Al sesto anno dall’inizio della crisi sono evidenti le conseguenze che questa ha prodotto e le sfide che i governi sono chiamati ad affrontare. L’attuale fase di austerità si caratterizza per l’emergere di rischi e bisogni sociali nuovi, che originano da profonde trasformazioni del contesto demografico, economico, sociale e culturale e dall’esigenza di contenimento della spesa pubblica. Le recenti dichiarazioni del re dei Paesi Bassi Guglielmo Alessandro possono venire annoverate come una delle tante testimonianze di come la crisi stia portando molti paesi europei a mettere in discussione il proprio welfare state,ritenuto nel breve periodo responsabile di disavanzi elevati e nel lungo finanziariamente insostenibile, facendone così oggetto di tagli.

Il welfare state è poi posto sotto attacco perché considerato uno dei principali ostacoli alla crescita e allo sviluppo. Parallelamente sta emergendo l’esigenza di un rinnovamento complessivo del welfare per rispondere efficacemente a una domanda più differenziata di protezione, che richiede il ripensamento dei programmi di tutela sociale resi inadeguati dai processi di cambiamento e maggiori capacità di tenere sotto controllo la dinamica dei costi. I programmi di welfare hanno continuato a erogare prestazioni generose per la tutela di rischi già largamente tutelati mentre hanno trascurato nuovi rischi come la non autosufficienza e la povertà tra i minori, o i bisogni di conciliare vita lavorativa ed esigenze di cura dei figli o di familiari a carico.

Per questo, di fronte all’aggravarsi dei problemi derivanti dalla crisi, si sono iniziate a valutare e sperimentare nuove soluzioni e forme di intervento.

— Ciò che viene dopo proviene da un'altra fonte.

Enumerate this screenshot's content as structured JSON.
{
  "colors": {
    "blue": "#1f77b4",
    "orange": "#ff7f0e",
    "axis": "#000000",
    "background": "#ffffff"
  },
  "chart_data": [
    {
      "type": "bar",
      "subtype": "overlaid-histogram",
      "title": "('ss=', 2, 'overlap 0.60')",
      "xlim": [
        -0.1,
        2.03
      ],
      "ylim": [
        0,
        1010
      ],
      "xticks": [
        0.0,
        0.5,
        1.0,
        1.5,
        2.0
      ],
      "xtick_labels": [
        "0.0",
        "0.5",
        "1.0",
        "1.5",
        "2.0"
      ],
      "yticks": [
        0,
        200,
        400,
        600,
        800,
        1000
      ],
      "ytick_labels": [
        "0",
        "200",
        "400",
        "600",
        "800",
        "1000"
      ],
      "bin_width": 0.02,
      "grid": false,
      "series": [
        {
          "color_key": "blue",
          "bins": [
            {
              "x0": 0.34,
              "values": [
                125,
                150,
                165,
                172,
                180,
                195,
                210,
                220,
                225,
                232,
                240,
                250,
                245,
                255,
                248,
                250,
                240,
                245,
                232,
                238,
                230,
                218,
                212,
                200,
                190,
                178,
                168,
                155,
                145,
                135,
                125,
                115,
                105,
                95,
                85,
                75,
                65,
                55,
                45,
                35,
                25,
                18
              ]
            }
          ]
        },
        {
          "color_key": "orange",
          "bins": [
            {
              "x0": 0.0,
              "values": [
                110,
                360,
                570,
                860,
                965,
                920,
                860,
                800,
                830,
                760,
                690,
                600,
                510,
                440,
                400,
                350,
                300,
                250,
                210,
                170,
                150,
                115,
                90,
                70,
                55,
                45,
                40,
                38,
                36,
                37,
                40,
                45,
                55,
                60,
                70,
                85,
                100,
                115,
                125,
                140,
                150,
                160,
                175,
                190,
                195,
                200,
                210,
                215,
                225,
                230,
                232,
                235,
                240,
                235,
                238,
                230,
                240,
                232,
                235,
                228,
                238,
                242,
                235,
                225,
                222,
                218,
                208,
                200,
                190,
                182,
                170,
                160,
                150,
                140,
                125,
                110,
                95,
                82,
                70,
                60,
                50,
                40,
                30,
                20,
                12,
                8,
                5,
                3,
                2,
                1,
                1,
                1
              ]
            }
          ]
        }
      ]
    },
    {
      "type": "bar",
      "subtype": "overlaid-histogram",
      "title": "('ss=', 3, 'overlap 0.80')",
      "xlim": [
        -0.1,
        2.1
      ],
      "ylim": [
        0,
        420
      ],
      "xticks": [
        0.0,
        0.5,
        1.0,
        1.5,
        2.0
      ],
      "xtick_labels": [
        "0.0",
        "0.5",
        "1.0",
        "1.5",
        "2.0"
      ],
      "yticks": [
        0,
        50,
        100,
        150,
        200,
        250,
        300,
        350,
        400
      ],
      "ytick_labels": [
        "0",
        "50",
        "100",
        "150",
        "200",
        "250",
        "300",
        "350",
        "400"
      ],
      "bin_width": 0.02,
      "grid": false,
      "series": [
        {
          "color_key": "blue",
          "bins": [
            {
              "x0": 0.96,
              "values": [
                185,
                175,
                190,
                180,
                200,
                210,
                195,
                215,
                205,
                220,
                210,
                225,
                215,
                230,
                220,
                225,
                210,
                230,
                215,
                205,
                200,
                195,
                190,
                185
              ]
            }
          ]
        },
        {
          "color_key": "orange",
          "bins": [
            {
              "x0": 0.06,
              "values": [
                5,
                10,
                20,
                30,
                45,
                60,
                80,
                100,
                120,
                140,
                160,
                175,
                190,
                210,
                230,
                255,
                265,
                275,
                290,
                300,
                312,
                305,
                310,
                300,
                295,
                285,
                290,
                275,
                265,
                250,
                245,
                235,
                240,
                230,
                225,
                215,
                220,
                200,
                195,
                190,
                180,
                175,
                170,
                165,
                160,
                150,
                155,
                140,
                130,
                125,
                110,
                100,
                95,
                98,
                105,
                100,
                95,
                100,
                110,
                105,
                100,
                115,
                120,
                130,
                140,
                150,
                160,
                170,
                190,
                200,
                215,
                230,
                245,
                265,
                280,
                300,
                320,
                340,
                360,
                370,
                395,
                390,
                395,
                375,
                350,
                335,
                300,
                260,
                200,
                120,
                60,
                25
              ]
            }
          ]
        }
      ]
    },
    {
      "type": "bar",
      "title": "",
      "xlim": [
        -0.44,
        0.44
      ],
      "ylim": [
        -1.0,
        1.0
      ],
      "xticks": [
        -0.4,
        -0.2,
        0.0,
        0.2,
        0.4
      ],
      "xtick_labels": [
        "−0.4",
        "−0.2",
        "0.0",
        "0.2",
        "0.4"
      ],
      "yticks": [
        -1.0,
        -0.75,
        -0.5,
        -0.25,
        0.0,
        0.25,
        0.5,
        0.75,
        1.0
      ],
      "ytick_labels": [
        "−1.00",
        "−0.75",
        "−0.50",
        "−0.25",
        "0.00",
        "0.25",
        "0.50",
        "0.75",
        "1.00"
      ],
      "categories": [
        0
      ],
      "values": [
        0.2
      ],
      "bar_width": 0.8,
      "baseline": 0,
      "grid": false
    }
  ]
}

Accanto ai tagli e a misure di ricalibratura della spesa, che non sono state abbandonate come approcci possibili e come risposta alla crisi, si è fatto nel nostro paese progressivamente più articolato un ampio dibattito circa il contributo che attori e risorse non pubbliche possono fornire e sull’emergere di un nuovo modello di welfare, in cui alle azioni tradizionalmente garantite da soggetti istituzionali si affianchino quelle svolte da realtà non appartenenti al settore pubblico, ovvero che il primo welfare si integri con il secondo welfare. Insomma, come mobilitare il risparmio privato in forme più efficienti, mobilitare risorse di “pagatori” privati e anche mobilitare (nuovi) erogatori non pubblici o ripensare il loro ruolo e contributo per disporre di maggiori risorse e di un’offerta più estesa di servizi e prestazioni.


Quali sono gli ambiti in cui è possibile agire in una logica di secondo welfare?

Un primo fronte ha a che fare con la ridefinizione delle modalità di erogazione dei servizi alla persona. L’obiettivo è fare in modo che la fornitura sia sempre meno accentrata in campo all’attore pubblico e venga invece garantita – più di quanto avvenuto in questi anni – grazie ad una più diffusa e sistematica rete di attori privati e del privato sociale. In questo modo si potrebbe aumentare l’offerta di servizi e al contempo contribuire alla creazione di nuova occupazione.

Un secondo fronte riguarda le prestazioni, a partire da un ripensamento dell’attuale definizione troppo ampia e onnicomprensiva dei livelli essenziali delle prestazioni. Una società che ha imparato a beneficiare di un insieme ampio e generoso di diritti sociali, che è diventata sempre più affluente e che ha di fronte a sé la prospettiva di un progressivo allungamento degli anni di vita in buone condizioni è portata a considerare un numero sempre maggiore e una qualità sempre più elevata di interventi sociali come essenziali e quindi irrinunciabili, indipendentemente dai costi e dalla loro sostenibilità.

Occorre, invece, rivedere l’idea che tutte le prestazioni debbano essere finanziate grazie a risorse pubbliche e poste in campo al welfare statale.Va quindi rivisto il ventaglio delle prestazioni e per quelle non essenziali si deve puntare ad aumentare i livelli di contribuzione individuale incentivando al contempo l’idea che una quota non residuale di prestazioni e servizi sia da finanziarsi tramite soluzioni assicurative, in parte regolate dal settore pubblico, e grazie a forme mature e innovative di risparmio privato.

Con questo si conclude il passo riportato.